The NRA is using Trump’s playbook to attack the media, claiming ‘many in legacy media love mass shootings’ (Washington Post)
Responding to mass shootings, the NRA is using a familiar playbook, Margaret Sullivan writes. Taking a cue from Trump, the NRA is attacking “the media.” Spokeswoman Dana Loesch claimed that those in media “love mass shootings,” while NRA chief executive Wayne LaPierre said the media “doesn’t care about our school children.” Sullivan argues: “The NRA is wrong, disgustingly wrong, about this. They’re even more wrong about the news media as their adversary — a claim that’s certainly not new but now blasted out at higher volume. … Journalists would do well to remind their readers and audiences what the organization actually is and what motivates it: money.”
Gothamist and its sister sites will be relaunched. Will a new Gothamist be the same? (Splinter)

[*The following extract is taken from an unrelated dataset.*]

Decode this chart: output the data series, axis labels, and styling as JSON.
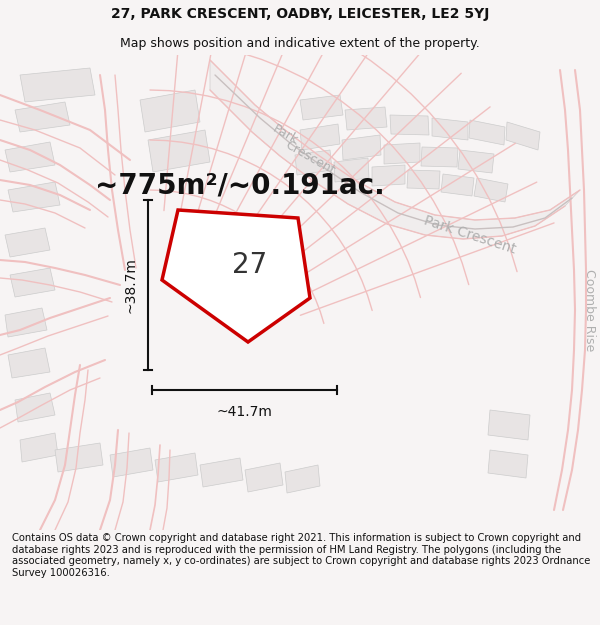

On Friday, news broke that a public radio consortium will relaunch Gothamist, DCist and LAist. “But peer closely at the details made public about this revival, and some questions pop up,” David Uberti writes. “It requires that an alternative media site with a distinct voice shares space with buttoned-up public radio sensibilities; it relies on anonymous funding and the vision of controversial newsroom leaders; and it’s uncertain whether it will include the writers who gave the sites a unique identity, and who lost their jobs when they were abruptly folded last year.”